A study of 372,793 college application essays found that writing produced after ChatGPT became available shows increased vocabulary diversity while the underlying ideas become more uniform. The researchers call this “disjunctive homogenization,” where the surface polish improves while the concepts converge across the applicant pool.
Why does the article blame institutions instead of AI for reduced creativity in student writing?
The article argues that institutions deployed AI to students without structured prompting protocols, metacognitive checkpoints, or outcome measurements. The discipline that has required “show your work” for generations did not apply its own foundational standards to AI deployment, then measured the results and blamed the tool for the predictable outcome.

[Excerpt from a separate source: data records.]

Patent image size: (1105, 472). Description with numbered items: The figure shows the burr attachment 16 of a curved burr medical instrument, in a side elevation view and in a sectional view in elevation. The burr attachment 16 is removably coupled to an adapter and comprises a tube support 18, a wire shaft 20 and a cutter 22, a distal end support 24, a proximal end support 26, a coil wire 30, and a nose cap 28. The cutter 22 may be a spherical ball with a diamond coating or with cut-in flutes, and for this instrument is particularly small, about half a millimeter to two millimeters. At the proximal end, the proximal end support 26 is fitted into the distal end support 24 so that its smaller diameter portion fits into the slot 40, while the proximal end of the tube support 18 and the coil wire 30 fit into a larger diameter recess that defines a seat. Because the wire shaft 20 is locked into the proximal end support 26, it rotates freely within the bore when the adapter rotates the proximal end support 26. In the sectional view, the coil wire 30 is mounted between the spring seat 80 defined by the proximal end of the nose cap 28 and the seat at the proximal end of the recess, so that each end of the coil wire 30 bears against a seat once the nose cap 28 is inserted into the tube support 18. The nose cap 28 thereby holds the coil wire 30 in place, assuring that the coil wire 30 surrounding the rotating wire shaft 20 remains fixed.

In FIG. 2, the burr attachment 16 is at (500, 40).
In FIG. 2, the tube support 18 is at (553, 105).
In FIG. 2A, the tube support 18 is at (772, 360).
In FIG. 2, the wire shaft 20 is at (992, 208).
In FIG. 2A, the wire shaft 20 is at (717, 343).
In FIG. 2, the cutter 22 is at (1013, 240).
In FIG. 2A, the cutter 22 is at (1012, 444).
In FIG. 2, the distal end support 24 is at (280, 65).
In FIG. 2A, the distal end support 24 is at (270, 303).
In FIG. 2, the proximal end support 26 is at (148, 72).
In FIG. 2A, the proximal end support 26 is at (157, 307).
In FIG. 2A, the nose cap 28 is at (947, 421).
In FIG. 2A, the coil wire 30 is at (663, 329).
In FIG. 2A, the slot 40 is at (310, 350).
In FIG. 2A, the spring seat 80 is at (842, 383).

What is method governance and why does it matter for AI in education?
Method governance means structuring AI deployment so that cognitive demand stays on the learner. Human idea formation comes first, AI engagement comes second. Structured interaction requires the student to articulate a position before the AI responds, and metacognitive checkpoints require the student to evaluate AI output before accepting it.

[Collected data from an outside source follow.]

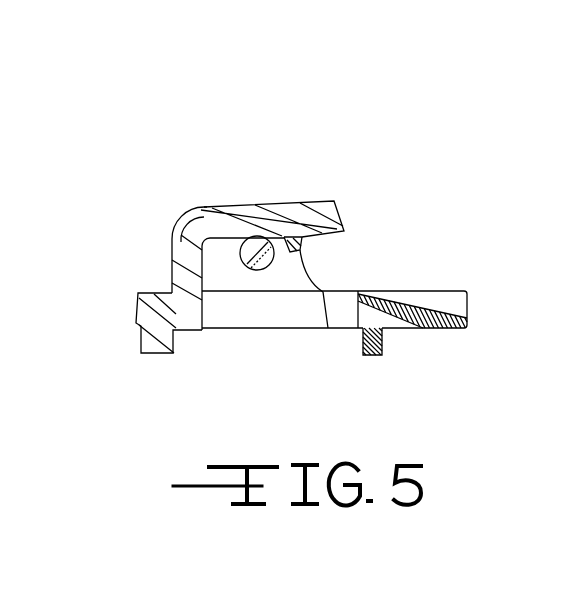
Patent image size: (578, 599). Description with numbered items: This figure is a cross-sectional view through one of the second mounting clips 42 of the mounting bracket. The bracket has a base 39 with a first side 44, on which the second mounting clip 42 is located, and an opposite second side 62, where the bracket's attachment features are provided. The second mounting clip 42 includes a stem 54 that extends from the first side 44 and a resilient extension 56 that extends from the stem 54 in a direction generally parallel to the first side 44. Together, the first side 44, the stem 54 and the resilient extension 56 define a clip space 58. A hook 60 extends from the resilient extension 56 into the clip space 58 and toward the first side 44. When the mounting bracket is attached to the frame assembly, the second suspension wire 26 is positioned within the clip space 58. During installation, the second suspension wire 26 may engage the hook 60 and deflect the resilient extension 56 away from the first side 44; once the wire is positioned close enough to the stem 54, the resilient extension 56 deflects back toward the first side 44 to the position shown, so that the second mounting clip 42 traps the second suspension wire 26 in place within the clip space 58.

The second suspension wire 26 is at (258, 270).
The base 39 is at (455, 306).
The second mounting clip 42 is at (207, 223).
The first side 44 is at (424, 290).
The stem 54 is at (173, 263).
The resilient extension 56 is at (262, 207).
The clip space 58 is at (325, 268).
The hook 60 is at (328, 328).
The second side 62 is at (448, 331).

What does the Metacognitive Laziness Scale study reveal about AI and student disengagement?
A 2026 validation study at the University of Hong Kong developed a scale measuring student offloading of cognitive work to AI. The scale correlates with disaffection but shows no significant relationship with engagement. The researchers acknowledge they cannot determine whether AI dependence causes the pattern or whether students with preexisting deficits are more prone to offloading.
How does the article connect AI writing homogenization to educational equity?
The research shows homogenization hits hardest among minoritized applicants and linguistic minorities. The article reframes this finding: if AI smooths diverse voices toward an institutional mean, the mean was always there. Admissions counselors who rate polished essays higher are applying a standard that has functioned as institutional voice, and AI compresses the gap that polish once maintained as a proxy for privilege.